Et quelles sont les aspirations ultimes du dirigeant? « Devenir un leader dans l’électrification des transports en Amérique du Nord dans nos marchés – autobus, autobus scolaires, camions – et continuer à innover, répond-il. Sur une plus grande échelle, je souhaite aussi que le Québec devienne un acteur majeur dans ce domaine. C’est d’ailleurs le moment idéal pour se positionner en construisant un écosystème qui nous permettrait d’être plus forts, plus avant-gardistes, et de contrôler nos ressources naturelles. Pour moi, le transport électrique sera LA grande révolution du siècle, comme l’a été l’ordinateur au siècle dernier.

Quels sont les défis à relever pour y parvenir? Sur le plan technique, la capacité de recharge et l’autonomie. C’est pourquoi Lion Électrique s’est spécialisée dans les camions urbains qui ne couvrent que de courtes distances. « Actuellement, un véhicule dont la batterie est chargée à pleine capacité peut parcourir environ 400 km, mais cette autonomie devrait augmenter d’environ 10 % chaque année, affirme Marc Bédard. Il est donc envisageable de pouvoir atteindre entre 650 et 700 km avec une seule recharge d’ici cinq à six ans. Et ce, sans parler des technologies très prometteuses qui émergent, comme la batterie solide (solid-state), qui permettrait de multiplier par trois la densité de la batterie. Nous pourrions ainsi viser 1 200 km. De quoi favoriser l’adoption des véhicules électriques. »

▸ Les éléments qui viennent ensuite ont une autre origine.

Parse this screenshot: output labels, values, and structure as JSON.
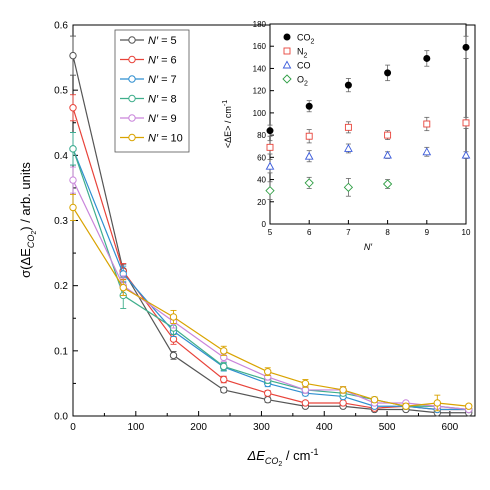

Mais le principal frein, selon le dirigeant, demeure la résistance au changement. « Sans législation ferme, il sera difficile d’accélérer l’adoption du transport électrique », croit-il. Dans le cadre de son Plan pour une économie verte, le gouvernement du Québec annonçait en avril dernier un investissement de 250 M $ afin que 100 % des autobus scolaires roulent à l’électricité d’ici 2035. Tout autobus scolaire nouvellement acquis devra dorénavant être électrique. « C’est exactement à ce type de réglementation que l’on s’attend pour faire avancer les choses, clame‑t‑il. Actuellement, le Québec et la Californie sont des leaders, mais plusieurs juridictions doivent aussi emboîter le pas, car il reste encore beaucoup à faire pour réduire notre empreinte. » Chaque année, les autobus scolaires, les autobus urbains et les camions lourds émettent respectivement 23, 75 et 100 tonnes de gaz à effet de serre. À lui seul, le secteur des transports en général génère 45 % des émissions de GES de la province.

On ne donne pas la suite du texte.